Newsletter n°3 – juin 2021

Au mois de juin,
La faux au poing !

Dicton ardéchois

On dit que les charpentiers japonais, en guise de touche finale pour couronner leur ouvrage, assènent un coup de masse sur l’une des poutres porteuses de la maison, afin de la décaler légèrement. Histoire de signifier que même le plus beau des ouvrages ne saurait être parfait – et Dieu sait si les Japonais s’y connaissent en matière de perfection.

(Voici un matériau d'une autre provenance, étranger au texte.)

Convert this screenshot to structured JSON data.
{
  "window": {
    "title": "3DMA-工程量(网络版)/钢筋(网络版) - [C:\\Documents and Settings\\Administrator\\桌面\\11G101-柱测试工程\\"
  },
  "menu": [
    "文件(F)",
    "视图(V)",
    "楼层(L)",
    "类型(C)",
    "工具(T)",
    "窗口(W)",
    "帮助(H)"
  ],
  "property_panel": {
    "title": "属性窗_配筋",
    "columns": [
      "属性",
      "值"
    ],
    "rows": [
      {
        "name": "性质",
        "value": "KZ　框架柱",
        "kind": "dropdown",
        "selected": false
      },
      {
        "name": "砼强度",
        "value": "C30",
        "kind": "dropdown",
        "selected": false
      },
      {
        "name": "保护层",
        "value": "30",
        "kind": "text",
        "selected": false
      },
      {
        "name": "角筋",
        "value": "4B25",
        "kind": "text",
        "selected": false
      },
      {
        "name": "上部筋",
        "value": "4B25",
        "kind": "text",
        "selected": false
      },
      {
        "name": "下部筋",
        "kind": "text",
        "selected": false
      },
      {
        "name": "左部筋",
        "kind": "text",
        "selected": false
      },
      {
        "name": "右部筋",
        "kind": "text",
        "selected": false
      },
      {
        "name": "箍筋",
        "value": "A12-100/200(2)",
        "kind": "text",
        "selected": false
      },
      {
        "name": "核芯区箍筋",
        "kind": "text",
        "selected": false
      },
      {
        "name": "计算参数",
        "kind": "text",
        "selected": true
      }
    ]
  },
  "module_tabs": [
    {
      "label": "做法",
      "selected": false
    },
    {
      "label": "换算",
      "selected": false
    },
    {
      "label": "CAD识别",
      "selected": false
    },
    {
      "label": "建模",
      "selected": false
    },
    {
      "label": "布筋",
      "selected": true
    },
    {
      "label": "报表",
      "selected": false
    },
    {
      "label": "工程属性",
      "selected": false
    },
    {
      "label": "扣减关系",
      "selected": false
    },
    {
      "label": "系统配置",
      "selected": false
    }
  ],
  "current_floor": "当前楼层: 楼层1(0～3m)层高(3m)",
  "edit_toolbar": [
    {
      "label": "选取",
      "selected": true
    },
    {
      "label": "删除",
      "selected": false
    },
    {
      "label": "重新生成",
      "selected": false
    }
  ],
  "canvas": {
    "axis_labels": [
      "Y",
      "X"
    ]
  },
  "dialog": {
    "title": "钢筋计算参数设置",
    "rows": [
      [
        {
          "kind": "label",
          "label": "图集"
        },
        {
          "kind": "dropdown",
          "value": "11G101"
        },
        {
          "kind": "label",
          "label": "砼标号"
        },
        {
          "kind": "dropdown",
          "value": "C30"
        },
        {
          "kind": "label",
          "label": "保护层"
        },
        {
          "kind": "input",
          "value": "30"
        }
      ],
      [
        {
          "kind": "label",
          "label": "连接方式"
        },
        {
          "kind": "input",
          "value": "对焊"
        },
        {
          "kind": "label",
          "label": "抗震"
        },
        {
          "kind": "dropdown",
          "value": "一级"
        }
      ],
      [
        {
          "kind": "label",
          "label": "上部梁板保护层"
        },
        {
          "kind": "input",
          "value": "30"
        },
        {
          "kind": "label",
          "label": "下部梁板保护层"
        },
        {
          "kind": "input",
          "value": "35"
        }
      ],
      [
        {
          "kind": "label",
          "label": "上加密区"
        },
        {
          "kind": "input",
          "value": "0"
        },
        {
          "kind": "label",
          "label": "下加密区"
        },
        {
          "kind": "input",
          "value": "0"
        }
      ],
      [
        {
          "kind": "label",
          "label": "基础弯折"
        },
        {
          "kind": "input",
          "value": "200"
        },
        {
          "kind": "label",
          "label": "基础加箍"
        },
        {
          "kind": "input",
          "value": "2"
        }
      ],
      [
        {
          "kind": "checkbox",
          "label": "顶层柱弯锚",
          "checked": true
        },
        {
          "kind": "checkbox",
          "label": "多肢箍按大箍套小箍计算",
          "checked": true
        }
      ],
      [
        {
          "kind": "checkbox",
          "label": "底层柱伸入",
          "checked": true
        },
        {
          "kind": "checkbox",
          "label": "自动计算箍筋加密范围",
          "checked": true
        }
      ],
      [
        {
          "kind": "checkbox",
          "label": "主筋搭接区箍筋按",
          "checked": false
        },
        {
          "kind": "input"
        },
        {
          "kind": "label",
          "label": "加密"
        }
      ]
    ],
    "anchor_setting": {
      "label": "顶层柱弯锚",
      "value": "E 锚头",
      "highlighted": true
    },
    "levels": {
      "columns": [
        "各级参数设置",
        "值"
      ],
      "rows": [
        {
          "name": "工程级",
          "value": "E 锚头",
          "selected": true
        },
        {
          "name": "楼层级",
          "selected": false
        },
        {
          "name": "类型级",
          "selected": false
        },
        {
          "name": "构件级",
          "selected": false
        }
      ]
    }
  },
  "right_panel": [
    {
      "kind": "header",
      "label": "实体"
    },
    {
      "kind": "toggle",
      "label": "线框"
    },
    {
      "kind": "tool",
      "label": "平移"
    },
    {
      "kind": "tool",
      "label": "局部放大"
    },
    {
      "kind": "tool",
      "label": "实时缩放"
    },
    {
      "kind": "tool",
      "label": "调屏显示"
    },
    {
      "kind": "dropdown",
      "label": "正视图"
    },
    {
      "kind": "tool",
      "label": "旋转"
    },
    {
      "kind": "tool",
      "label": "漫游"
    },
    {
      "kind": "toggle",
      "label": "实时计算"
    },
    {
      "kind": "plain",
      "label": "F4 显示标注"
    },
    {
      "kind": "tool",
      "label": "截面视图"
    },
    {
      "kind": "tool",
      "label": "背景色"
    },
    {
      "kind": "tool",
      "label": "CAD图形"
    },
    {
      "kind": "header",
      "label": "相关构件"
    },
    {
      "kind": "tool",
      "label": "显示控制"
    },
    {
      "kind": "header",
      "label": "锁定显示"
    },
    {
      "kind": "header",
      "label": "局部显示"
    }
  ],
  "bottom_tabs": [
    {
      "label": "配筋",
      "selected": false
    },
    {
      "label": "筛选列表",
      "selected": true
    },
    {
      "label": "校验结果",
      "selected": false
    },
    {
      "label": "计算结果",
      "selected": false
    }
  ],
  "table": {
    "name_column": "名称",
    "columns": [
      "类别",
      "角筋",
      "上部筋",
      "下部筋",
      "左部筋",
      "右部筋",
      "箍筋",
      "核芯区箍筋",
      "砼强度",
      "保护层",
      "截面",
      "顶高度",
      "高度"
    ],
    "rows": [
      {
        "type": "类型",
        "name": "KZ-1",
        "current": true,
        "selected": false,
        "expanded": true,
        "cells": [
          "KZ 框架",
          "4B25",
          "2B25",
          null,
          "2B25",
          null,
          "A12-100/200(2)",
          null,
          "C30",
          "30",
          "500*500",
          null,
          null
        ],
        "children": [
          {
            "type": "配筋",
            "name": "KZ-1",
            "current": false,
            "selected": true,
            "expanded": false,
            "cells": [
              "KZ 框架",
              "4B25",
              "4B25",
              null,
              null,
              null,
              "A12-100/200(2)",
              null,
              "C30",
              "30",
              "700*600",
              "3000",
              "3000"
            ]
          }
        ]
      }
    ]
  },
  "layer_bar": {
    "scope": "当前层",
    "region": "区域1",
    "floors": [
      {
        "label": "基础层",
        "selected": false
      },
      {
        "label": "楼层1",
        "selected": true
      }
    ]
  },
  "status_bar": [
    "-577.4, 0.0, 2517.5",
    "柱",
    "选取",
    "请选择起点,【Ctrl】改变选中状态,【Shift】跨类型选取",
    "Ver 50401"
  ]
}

Pour ma part, je n’ai pas besoin d’infliger un petit défaut de cet ordre à mes objets en bois, une fois que je les ai terminés, car ils sont de toute manière imparfaits. A les regarder de près, on trouvera aisément là, une trace de couteau, ici, une différence d’épaisseur, ou encore, parfois, une petite fissure. Et à vrai dire, je trouve que c’est aussi ce qui fait leur charme, ou du moins leur identité, car, littéralement, je les fabrique « à la main ». J’ai bien essayé, l’année dernière, de fabriquer une cuillère la plus parfaite possible, la plus symétrique possible, avec un ponçage au poil. Eh bien, déception ! on aurait dit que cette cuillère avait été faite à la machine… Jusqu’où le travail manuel doit-il faire disparaître toute trace de la main qui fabrique?

Ce que j’aime, moi, dans le travail à la main, c’est le peu d’intermédiaires qui se tiennent entre ma main et le bois que je travaille. Souvent, les gens me disent : « pourquoi tu n’achètes pas une machine?… tu gagnerais du temps, tu te fatigues pour rien… ». Peut-être, mais la machine met à distance le matériau travaillé, autrement dit, diminue la surface de contact. A quoi bon travailler le bois, si c’est pour le mettre à distance?…

Il existe aujourd’hui, dans le domaine de la charpente, des machines qui sont capables de « tailler » (couper) le bois de manière extrêmement précise, plus précise que la main humaine ne peut le faire. Cela permet des assemblages absolument impeccables. Mais à choisir, que préféreriez-vous? Une maison en bois construite imparfaitement à la main, ou parfaitement, à la machine?… Si, devant un assemblage impressionnant, on vous apprend qu’il a été fait par une machine, serez-vous autant impressionné?… Pourtant la machine est elle aussi le fruit de l’intelligence et du savoir-faire humain…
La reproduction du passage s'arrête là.